Sloterdijk (RPH:32-49) - Antropogênese e Antropotécnicas

Excertos

segunda-feira 27 de abril de 2020, por Cardoso de Castro

Excertos de SLOTERDIJK  , Peter. Regras para o Parque Humano. Tr. José Oscar de Almeida Marques. São Paulo: Estação Liberdade, 2000, p. 32-49.

Afastaremo-nos, a seguir, das instruções de Heidegger de nos deter na figura final do pensamento meditativo, para empreender a tentativa de caracterizar mais exatamente em termos históricos a clareira extática na qual o homem dá ouvidos às palavras do ser. Mostraremos que a permanência humana na clareira — em termos heideggerianos, o ficar-dentro (Hineinstehen) ou estar-preso-dentro (Hineingehaltensein) do ser humano na clareira do ser — não é de nenhuma maneira uma relação ontológica primitiva insuscetível de qualquer exame posterior. Existe uma história — resolutamente ignorada por Heidegger — da saída dos seres humanos para a clareira: uma história social da tangibilidade do ser humano pela questão do ser e uma movimentação histórica no escancaramento da diferença ontológica.

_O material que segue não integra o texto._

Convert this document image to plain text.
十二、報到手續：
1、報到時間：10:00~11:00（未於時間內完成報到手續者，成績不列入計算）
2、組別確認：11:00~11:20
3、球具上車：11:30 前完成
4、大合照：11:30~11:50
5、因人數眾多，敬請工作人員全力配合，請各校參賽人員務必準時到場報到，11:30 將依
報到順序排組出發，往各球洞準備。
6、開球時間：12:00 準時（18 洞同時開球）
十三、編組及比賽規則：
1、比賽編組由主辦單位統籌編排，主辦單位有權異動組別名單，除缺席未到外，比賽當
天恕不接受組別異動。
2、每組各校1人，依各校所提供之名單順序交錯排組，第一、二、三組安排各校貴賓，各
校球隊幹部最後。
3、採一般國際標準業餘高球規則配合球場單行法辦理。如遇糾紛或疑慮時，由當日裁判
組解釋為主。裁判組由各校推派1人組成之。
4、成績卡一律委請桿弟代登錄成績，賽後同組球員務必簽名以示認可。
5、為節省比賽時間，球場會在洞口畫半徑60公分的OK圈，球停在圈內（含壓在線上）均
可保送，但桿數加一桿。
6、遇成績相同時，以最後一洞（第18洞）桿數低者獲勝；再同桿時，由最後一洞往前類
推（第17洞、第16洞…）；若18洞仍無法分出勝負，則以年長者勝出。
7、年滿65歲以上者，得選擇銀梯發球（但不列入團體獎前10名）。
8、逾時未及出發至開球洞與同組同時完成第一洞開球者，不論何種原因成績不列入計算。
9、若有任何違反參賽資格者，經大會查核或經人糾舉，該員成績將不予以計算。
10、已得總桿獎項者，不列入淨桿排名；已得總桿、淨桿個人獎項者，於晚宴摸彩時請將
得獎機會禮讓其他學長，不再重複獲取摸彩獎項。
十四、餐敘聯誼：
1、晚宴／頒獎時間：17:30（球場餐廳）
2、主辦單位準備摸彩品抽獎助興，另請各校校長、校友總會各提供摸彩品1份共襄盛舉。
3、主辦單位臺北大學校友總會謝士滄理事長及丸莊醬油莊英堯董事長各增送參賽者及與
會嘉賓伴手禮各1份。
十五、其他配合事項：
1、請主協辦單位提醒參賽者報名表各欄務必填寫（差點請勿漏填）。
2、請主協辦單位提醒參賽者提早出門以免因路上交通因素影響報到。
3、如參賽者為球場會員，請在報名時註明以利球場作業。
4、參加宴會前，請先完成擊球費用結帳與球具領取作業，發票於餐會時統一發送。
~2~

Deve-se falar aqui, de um lado, de uma história natural da serenidade, em virtude da qual o ser humano pôde se tornar o animal aberto e capaz para o mundo, e, de outro, de uma história social das domesticações, pelas quais os homens originalmente se experimentam como aqueles seres que se reúnem8 para corresponder ao todo. A história real da clareira — da qual deve partir qualquer reflexão aprofundada sobre o ser humano que pretenda ir além do humanismo — consiste portanto de duas narrativas maiores que convergem em uma perspectiva comum, a saber, a explicação de como o animal sapiens se tornou o homem sapiens. A primeira delas dá conta da aventura da hominização. Ela narra como nos longos períodos da história pré-humana primitiva surgiu do mamífero vivíparo humano um gênero de criaturas de nascimento prematuro que — se pudermos falar de forma tão paradoxal — saíram para seus ambientes com um excesso crescente de inacabamento animal. Aqui se consuma a revolução antropogenética — a ruptura do nascimento [33] biológico, dando lugar ao ato do vir-ao-mundo. Dessa explosão, Heidegger — em sua obstinada reserva contra toda a antropologia, e em sua ânsia de preservar o ponto de partida ontologicamente puro no Estar-aí (Dasein  ) e no estar-no-mundo [In-der-Welt-sein  ] dos seres humanos — não toma nem de longe suficiente conhecimento. Pois o fato de que o homem pôde tornar-se o ser que está no mundo tem raízes na história da espécie, raízes que se deixam entrever pelos conceitos profundos da precocidade do nascimento, da neotenia e da imaturidade animalesca crônica do ser humano. O ser humano poderia até mesmo ser definido como a criatura que fracassou em seu ser-animal (Tiersein) e em seu permanecer-animal (Tierbleiben). Ao fracassar como animal, esse ser indeterminado tomba para fora de seu ambiente e com isso ganha o mundo no sentido ontológico. Esse vir-ao-mundo extático e essa “outorga” para o ser estão postas desde o berço para o ser humano como heranças históricas da espécie. Se o homem está-no-mundo, é porque toma parte de um movimento que o traz ao mundo e o abandona ao mundo. O homem é o produto de um hiper-nascimento que faz do lactente (Säugling) um habitante do mundo (Weitling).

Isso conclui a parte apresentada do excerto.